Nov 02 (Nikkei) - KDDI and Rakuten said Thursday they will share each other's assets while competing to offer services in their respective fields, as the telecom operator debuts e-commerce services and the online retailer enters the mobile space.
The deal will allow Rakuten to use KDDI's network for its entry into the mobile market next fall, while KDDI can employ Rakuten's e-payment and logistics infrastructure.
Rakuten initially considered a tie-up with NTT Docomo, one of Japan's other two carriers along with SoftBank, but ultimately seems to have chosen KDDI because their businesses are more complementary.
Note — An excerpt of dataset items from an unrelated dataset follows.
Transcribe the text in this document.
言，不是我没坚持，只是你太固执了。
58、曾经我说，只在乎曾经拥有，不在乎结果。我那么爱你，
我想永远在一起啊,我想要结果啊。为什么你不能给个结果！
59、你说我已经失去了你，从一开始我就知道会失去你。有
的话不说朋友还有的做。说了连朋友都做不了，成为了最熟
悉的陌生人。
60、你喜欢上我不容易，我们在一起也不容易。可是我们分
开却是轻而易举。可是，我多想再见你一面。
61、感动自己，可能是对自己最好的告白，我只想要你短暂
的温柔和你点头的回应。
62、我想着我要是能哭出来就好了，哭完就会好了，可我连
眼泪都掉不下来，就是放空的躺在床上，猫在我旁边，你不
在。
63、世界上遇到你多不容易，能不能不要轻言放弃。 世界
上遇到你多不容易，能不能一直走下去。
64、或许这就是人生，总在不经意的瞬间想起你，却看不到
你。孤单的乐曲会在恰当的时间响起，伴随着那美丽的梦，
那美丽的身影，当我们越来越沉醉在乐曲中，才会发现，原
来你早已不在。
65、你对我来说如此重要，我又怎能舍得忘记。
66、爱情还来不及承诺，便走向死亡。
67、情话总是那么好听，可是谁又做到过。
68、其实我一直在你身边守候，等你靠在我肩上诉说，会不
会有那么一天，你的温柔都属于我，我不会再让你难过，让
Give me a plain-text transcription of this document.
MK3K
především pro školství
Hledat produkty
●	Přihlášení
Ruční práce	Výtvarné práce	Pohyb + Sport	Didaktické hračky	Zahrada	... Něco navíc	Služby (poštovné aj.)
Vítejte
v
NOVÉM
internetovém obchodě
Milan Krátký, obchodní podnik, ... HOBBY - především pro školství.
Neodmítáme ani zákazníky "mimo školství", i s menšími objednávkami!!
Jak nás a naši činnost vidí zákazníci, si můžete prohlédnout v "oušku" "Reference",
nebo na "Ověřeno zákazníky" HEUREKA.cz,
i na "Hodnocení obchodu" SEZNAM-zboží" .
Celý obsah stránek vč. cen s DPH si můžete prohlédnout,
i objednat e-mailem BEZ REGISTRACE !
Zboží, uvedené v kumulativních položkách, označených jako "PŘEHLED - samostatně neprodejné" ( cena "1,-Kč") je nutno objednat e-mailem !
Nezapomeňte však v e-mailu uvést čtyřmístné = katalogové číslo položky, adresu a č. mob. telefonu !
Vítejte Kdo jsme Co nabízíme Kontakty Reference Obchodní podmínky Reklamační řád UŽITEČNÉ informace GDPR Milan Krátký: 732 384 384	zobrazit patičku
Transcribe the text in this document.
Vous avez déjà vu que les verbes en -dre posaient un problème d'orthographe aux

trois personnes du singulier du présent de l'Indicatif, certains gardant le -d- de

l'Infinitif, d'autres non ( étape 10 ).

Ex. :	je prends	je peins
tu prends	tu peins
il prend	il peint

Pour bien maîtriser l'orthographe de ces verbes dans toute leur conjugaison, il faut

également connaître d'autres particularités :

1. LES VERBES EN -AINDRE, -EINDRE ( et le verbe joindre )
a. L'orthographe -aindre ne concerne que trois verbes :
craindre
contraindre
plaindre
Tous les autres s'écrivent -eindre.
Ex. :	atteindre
"If we did not team up with Rakuten, they probably would have partnered with NTT Docomo," KDDI President Makoto Takahashi said. "Rather than that situation, it is better if we team up with them ourselves."
KDDI is Japan's second-largest mobile phone carrier, with about 53 million subscribers. Rakuten boasts about 98.7 million registered users for its virtual mall and other websites with financial, payment and logistics resources that appealed to the mobile service provider.
KDDI, a latecomer to increasingly popular smartphone payment services, will roll out QR code-based "au Pay" in April 2019. The company aims to recover lost time by leveraging Rakuten's network of stores to launch nationwide from the start.